Le scuole italiane sono ancora piene di scatoloni di mascherine “mutanda” inutilizzate. E pericolose in caso di incendi

I dispositivi di protezione individuale chirurgici fatti avere ai docenti e agli studenti di tutta Italia ma spesso non indossati occupano ancora molto spazio all’interno degli istituti, ma i presidi non osano liberarsene per paura di avere problemi con la Corte dei Conti

Ne sono state distribuite 1.992.572.407 (dato della struttura commissariale al 31 marzo dello scorso anno) ma migliaia e migliaia sono rimaste imballate negli scatoloni accatastati nei corridoi, negli scantinati, nelle aule, negli spogliatoi persino nei bagni dei presidi. Sono le famose mascherine “mutanda”: i dispositivi di protezione individuale chirurgici fatti avere ai docenti e agli studenti di tutta Italia ma spesso non indossati perché o troppo larghi o troppo stretti o maleodoranti. Per mesi, nonostante i numerosi articoli di giornale e le denunce dei genitori, il Governo ha continuato a inviarle a 19.054 istituti con una media giornaliera per i bambini di 1.029.268 e per gli adulti di 3.683.049. Ora, a quasi un anno dal termine dello stato di emergenza, le scuole non sanno più cosa farsene. C’è chi sta provando a donarle al terzo settore ma nessuno più le vuole. C’è chi cerca aziende che le possano riciclare e chi non sa proprio da che parte voltarsi e teme per un eventuale incendio.

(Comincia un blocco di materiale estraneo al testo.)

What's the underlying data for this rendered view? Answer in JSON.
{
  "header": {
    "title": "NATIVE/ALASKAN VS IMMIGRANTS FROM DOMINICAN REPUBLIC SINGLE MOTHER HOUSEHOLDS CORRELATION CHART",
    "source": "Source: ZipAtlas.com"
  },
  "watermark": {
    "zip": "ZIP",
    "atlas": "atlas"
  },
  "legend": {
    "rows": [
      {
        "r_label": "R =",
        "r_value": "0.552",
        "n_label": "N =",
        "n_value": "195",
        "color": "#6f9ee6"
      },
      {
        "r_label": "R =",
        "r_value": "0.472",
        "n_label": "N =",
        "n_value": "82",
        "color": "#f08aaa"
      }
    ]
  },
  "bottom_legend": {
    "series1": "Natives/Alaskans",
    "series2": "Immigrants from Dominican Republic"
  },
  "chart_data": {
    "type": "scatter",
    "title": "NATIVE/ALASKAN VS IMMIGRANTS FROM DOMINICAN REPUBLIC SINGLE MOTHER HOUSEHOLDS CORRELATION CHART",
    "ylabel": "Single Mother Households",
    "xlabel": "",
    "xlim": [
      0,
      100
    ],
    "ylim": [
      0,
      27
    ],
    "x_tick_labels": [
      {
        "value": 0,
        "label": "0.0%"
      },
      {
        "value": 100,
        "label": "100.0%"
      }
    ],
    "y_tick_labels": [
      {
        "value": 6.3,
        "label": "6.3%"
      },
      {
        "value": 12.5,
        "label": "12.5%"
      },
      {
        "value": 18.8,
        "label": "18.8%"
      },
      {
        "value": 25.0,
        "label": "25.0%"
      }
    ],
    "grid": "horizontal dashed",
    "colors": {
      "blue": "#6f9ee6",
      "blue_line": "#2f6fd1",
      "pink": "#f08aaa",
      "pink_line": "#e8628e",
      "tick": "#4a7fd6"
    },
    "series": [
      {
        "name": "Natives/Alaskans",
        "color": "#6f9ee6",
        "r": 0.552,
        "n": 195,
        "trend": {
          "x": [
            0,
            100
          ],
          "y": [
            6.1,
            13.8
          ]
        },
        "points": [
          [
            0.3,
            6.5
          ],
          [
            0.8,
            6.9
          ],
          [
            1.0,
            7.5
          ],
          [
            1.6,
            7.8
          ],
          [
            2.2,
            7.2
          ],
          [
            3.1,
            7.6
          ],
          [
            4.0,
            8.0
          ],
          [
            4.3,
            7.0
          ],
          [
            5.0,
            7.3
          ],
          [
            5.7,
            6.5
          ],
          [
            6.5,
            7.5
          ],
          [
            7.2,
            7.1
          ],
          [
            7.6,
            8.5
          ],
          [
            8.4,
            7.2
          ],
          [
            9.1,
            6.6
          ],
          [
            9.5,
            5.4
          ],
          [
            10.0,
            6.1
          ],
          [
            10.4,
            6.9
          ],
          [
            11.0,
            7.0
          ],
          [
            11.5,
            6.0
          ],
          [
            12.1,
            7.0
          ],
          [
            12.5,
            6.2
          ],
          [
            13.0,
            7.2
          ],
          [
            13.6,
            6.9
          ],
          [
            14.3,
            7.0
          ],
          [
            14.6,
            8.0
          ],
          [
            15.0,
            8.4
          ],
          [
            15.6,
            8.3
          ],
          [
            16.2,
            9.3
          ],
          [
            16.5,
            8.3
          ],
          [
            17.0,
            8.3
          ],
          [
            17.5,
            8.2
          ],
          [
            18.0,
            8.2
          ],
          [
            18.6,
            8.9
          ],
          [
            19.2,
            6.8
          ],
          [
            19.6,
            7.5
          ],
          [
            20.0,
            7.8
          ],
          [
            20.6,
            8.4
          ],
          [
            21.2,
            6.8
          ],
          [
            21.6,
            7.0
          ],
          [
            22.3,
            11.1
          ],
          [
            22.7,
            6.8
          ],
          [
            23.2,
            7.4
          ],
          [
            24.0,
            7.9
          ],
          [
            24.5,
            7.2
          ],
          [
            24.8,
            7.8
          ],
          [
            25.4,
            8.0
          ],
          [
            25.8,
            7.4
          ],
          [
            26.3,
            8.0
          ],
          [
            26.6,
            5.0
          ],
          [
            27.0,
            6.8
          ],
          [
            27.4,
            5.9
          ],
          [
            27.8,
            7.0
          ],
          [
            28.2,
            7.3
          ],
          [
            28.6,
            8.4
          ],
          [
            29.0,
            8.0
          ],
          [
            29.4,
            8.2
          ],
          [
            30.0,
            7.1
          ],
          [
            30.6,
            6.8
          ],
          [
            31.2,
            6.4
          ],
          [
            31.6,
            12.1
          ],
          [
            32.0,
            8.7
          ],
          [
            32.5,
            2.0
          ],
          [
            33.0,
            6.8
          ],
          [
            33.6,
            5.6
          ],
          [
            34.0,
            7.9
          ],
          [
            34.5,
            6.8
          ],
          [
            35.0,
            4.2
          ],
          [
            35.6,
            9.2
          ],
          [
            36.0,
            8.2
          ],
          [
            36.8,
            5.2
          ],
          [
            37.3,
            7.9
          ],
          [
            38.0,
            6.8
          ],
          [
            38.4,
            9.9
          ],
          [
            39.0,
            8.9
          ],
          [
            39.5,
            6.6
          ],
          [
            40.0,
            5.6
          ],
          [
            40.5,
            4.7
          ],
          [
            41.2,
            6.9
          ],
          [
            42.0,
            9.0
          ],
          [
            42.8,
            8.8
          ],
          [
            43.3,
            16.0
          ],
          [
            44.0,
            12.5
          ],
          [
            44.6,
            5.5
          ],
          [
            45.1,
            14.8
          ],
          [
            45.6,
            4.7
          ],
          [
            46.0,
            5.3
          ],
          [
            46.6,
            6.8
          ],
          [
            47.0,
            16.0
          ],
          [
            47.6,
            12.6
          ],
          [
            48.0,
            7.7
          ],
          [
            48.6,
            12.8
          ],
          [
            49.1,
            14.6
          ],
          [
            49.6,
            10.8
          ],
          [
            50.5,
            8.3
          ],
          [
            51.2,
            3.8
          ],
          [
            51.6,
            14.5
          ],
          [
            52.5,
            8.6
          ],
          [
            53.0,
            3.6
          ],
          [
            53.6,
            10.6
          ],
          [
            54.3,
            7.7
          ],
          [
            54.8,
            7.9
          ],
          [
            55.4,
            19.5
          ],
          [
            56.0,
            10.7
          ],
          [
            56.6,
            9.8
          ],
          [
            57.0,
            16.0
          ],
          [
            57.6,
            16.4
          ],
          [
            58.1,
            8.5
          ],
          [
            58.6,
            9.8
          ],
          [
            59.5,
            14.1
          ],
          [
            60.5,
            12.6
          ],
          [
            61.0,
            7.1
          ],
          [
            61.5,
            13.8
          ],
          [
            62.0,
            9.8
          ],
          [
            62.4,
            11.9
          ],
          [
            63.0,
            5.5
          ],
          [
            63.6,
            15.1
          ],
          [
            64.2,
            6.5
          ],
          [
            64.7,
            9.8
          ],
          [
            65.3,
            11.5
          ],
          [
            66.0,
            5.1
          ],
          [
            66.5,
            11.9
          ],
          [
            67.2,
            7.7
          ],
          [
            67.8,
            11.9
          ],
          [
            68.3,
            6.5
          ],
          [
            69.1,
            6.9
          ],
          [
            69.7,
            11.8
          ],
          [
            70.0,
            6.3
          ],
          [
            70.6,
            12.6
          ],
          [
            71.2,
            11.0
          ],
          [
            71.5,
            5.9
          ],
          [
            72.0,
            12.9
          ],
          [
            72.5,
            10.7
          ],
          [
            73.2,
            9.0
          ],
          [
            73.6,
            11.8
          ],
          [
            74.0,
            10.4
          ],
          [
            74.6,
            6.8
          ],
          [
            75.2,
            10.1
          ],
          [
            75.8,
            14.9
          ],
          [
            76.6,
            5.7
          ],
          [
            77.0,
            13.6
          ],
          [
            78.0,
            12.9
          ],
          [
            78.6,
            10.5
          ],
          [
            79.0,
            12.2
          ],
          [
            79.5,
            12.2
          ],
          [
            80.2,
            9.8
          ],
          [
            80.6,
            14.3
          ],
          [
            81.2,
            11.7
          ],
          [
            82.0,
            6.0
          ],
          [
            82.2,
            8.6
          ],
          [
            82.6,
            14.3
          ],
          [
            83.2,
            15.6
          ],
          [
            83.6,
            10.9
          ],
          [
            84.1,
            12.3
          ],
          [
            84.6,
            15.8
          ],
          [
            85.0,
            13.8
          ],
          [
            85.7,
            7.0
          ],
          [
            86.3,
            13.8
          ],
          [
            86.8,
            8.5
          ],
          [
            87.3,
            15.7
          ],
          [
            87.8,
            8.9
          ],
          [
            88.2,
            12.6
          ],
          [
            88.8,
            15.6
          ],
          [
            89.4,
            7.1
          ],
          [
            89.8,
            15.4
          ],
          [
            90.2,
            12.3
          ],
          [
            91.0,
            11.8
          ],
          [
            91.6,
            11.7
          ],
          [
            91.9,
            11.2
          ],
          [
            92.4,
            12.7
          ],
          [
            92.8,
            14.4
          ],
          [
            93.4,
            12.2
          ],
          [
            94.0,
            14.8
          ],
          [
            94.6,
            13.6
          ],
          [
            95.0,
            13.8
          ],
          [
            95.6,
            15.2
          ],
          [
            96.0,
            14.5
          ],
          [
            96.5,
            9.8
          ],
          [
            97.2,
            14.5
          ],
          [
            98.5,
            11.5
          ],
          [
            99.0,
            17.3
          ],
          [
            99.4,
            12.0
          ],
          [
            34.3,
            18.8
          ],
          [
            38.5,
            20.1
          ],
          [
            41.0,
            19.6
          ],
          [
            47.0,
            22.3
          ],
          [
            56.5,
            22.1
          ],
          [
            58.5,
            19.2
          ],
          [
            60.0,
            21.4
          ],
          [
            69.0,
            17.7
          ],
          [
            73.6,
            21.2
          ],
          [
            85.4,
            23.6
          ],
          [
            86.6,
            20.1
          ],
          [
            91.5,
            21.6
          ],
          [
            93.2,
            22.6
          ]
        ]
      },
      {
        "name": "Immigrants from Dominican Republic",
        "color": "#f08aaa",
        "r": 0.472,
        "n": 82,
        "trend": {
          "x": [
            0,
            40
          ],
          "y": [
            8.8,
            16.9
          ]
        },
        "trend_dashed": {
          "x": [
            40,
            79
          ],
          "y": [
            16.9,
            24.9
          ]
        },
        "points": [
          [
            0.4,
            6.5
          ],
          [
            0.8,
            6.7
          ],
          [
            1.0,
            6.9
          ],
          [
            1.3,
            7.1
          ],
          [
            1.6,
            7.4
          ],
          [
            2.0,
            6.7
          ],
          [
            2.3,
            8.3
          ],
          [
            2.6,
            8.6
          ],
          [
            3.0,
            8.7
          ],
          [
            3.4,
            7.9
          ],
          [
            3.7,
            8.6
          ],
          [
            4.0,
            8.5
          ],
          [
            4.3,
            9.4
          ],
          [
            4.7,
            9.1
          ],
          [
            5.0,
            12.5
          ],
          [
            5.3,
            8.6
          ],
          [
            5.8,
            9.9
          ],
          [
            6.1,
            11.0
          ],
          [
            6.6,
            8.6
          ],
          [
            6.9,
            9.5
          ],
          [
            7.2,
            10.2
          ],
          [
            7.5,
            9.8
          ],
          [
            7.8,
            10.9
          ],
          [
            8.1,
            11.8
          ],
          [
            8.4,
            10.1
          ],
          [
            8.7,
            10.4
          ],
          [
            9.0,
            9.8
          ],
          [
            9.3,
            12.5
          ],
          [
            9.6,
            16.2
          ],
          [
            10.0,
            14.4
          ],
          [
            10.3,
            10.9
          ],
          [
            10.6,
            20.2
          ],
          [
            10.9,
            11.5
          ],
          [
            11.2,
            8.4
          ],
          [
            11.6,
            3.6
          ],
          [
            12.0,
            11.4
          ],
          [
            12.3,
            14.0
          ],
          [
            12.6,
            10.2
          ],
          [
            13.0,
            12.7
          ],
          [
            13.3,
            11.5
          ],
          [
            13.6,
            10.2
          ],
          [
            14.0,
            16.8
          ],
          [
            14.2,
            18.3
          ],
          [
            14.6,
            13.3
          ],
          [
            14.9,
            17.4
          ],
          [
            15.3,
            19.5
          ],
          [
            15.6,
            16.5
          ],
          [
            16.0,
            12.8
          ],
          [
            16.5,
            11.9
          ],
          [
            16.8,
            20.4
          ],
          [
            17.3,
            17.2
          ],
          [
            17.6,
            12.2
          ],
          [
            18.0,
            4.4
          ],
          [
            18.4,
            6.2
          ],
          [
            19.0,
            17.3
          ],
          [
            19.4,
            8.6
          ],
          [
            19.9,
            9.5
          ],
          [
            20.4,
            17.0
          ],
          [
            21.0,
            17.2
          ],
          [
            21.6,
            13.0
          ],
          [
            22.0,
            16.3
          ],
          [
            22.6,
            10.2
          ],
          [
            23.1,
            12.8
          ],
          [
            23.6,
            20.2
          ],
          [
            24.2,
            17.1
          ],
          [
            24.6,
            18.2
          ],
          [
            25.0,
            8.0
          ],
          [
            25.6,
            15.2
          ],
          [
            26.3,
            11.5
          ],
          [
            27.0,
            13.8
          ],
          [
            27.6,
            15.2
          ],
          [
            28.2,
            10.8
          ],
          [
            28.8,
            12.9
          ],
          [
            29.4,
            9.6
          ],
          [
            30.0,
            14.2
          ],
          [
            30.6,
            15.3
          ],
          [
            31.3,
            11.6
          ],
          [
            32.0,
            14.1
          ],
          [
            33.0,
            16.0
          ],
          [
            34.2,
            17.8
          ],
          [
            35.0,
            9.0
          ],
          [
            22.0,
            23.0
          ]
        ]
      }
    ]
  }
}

I primi a tirare per la giacchetta i dirigenti scolastici, sono i responsabili della sicurezza delle scuole che vorrebbero non vedere montagne di scatoloni accatastati. A ricevere ogni settimana chiamate dai plessi è Valentina Tiraboschi, mamma dei Castelli Romani che lo scorso anno aveva lanciato una raccolta di mascherine per Sant’Egidio affinché non venissero sprecate: “I presidi non sanno a chi rivolgersi e ci chiamano ancora ma da mesi abbiamo sospeso la raccolta perché nessuno più le usa. Siamo di fronte ad un’assurdità”. A raccontare a ilfattoquotidiano.it il caso sono proprio i capi d’istituto in trincea: “Le ho ovunque, in ogni angolo della scuola. Purtroppo non le vuole più nessuno e non sappiamo a chi donarle. Sono – spiega Stefania Collicelli, preside del Ristori a Forcella (Napoli) – un pericolo qualora scoppiasse un incendio. Non ho idea di che fine dovranno fare”. Gabriella Ricci dell’istituto Ferrajolo di Acerra le ha messe negli spogliatoi della palestra in uso a società esterne: “Piuttosto che sacrificare un’aula ho preferito riempire quello spazio anche se non è più utilizzabile. Noi ne abbiamo utilizzate un po’ per fare dei vestiti riciclati ma ne sono rimaste tante. Sono lì da un anno. Fosse per me le restituirei al mittente…”.

Chi è preoccupato per le spese di smaltimento è Mario Colletti, preside dell’istituto comprensivo Castiglione Uno: “Ne ho migliaia nel seminterrato della scuola. In questo momento non è un’emergenza ma dovremo pensare a come sbarazzarcene. Speriamo che i costi di questa operazione non ricadano sulla scuola. Sentirò l’amministrazione comunale”. Chi sembra aver trovato una soluzione è la dirigente Silvana Vitella del Bossi a Busto Arsizio: “Un genitore ha dei contatti con una ditta di smaltimento che se le prenderebbe gratuitamente”. Una situazione che ben conosce anche il numero uno dell’Associazione nazionale presidi, Antonello Giannelli: “Si tratta di materiale obsoleto non più utilizzabile che le scuole possono tranquillamente eliminare senza alcun rischio di ricorsi alla Corte dei Conti. Sarebbe utile se la Protezione civile se ne facesse carico magari destinandole a Paesi dove possono ancora servire”.